Rio de Janeiro, 11 de agosto de 2042
Nos idos de vinte, a corrupção moral e intelectual engendrava absurdos. No “novo normal”, uma professora comentou que a Malu era “demasiado criativa” e que sofria de “alegria excessiva”. Uma secretaria de educação reduziu os intervalos de 20 para 15 minutos. E um agrupamento de escolas passou de trimestre para… semestre – o “sistema de ensino” sofria os efeitos da Síndrome de Peter Pan e do Complexo de Wendy,
O psicólogo Dan Kiley dedicara-se ao estudo dessa doença, de um certo tipo de trauma comprometedor do desenvolvimento e da maturidade emocional. Caracterizava-se por um conjunto de comportamentos da parte de quem recusava deixar de ser criança. Tendo renunciado à criança grande, que todos poderiam conservar em si, os pacientes viviam como imaturos infantes.

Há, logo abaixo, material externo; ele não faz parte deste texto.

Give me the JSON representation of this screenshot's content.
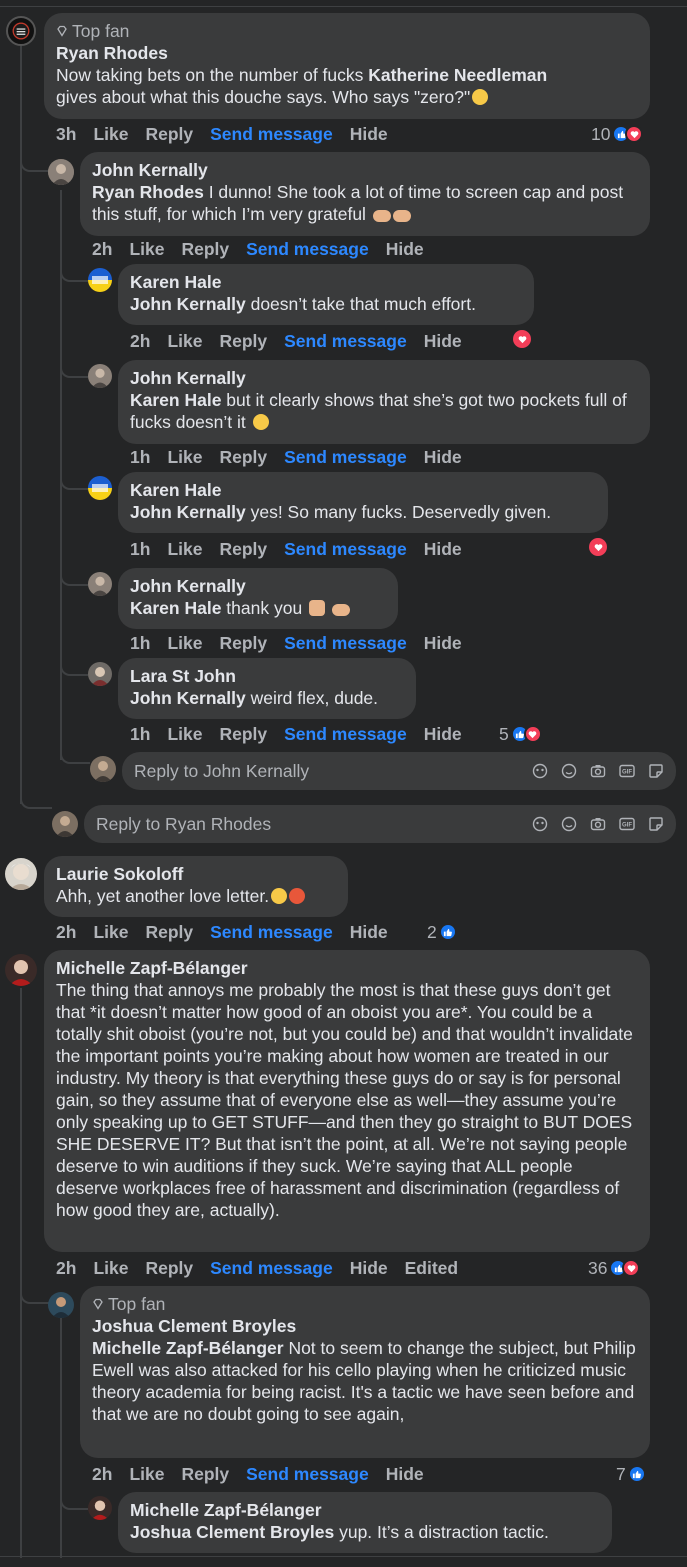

Era uma imaturidade de natureza psicológica, social, sexual, associada a comportamentos narcisistas, de dependência e de irresponsabilidade. Postos perante um qualquer problema, colocavam a culpa em outrem.
O complexo de Wendy poderia ser identificado em mulheres que manifestavam uma preocupação excessiva pelo bem-estar de alguém, acompanhada de sentimentos de medo de rejeição. Eram pessoas super-protetoras, figuras maternais geradoras de imaturidade masculina: a Síndrome de Peter Pan.
Estas e outras síndromes se manifestavam na crítica de um “sistema” que oscilava entre fantasiosas “alternativas” e extasiantes (mas, também, anestesiantes) discursos.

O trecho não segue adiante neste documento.